W Pradze stanęła nietypowa rzeźba Putina. „Wygląda jak zła postać z 'Inwazji Jaszczurów'”
Nietypowy pomnik Władimira Putina stanął w poniedziałek w czeskiej Pradze. Instalacja przedstawia rosyjskiego prezydenta jako goblina. Rzeźbę autorstwa Duszana Dostala będzie można oglądać tylko przez miesiąc.
Pomnik przedstawia Władimira Putina jako goblina z prawą ręką wyciągniętą w geście nazistowskiego pozdrowienia. Lewą dłonią zakręca kurek z gazem. Pod nim jest widoczny kontur Europy. Rzeźbę Duszana Dostala będzie można oglądać tylko przez miesiąc. Później zostanie sprzedana na aukcji, a dochód ma być przeznaczony na zakup uzbrojenia dla ukraińskiej armii.
– Udał się ten łotr, co? Wygląda jak zła postać z „Inwazji Jaszczurów” (satyra Karela Capka na m.in. żarłoczny kapitalizm, faszyzm, rasizm czy komunizm – powstała w przeddzień wybuchu II wojny światowej), która ma gębę rosyjskiego prezydenta. Nie jest to nic pochlebnego. Wszyscy jesteśmy przeciwko niemu i każdy demonstruje to na swój sposób – mówili korespondentowi Polskiego Radia okoliczni mieszkańcy, którzy przyszli, by sfotografować pomnik.
Miejsce, w którym ustawiono rzeźbę – plac Brygad Międzynarodowych w dzielnicy Bubenecz – nie jest przypadkowe. Wcześniej stał tu kontrowersyjny pomnik Iwana Koniewa, którego oddziały wyzwoliły Pragę spod niemieckiej okupacji. Lokalne władze usunęły posąg radzieckiego marszałka wiosną 2020 roku.
Demon z mitologii perskiej wyobrażający zło absolutne
Autor rzeźby Duszan Dostal, powiedział, że jego praca została zatytułowana „Ahriman”. To demon z mitologii perskiej wyobrażający zło absolutne – czytamy na stronie ceskenoviny.cz.
Portal podaje, że na pomysł instalacji „pomnika” i późniejszej akcji wpadł Dalibor Dedek, biznesmen, który na początku maja zapowiedział akcję „Prezent dla Putina”. To zbiórka pieniędzy na broń dla zaatakowanej przez Rosję Ukrainy.

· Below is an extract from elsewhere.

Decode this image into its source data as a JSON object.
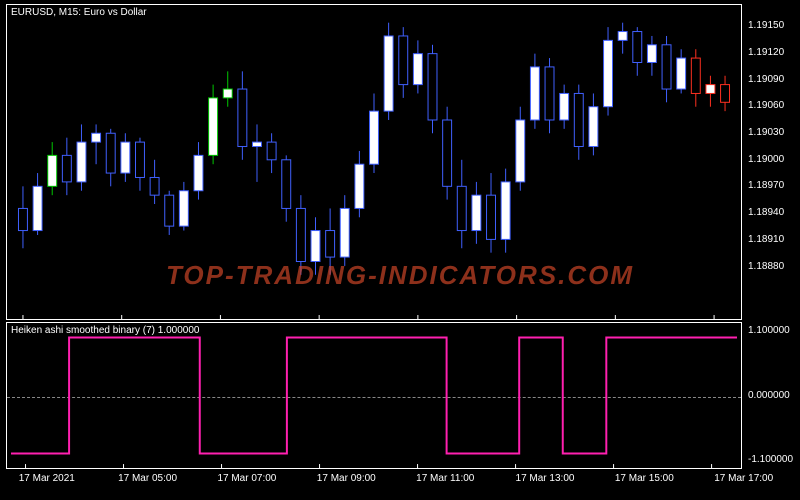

– Pomnik powinien być sygnałem dla Czech, że wojna w Ukrainie nadal trwa i wymaga rozwiązania. To także sygnał dla Ukraińców, że jesteśmy z nimi i dla Rosji, że splunęli na swoją historię – powiedział Dedek. W jego ocenie rzeźba Putina mogłaby zostać sprzedana na aukcji za kwotę sześciocyfrową.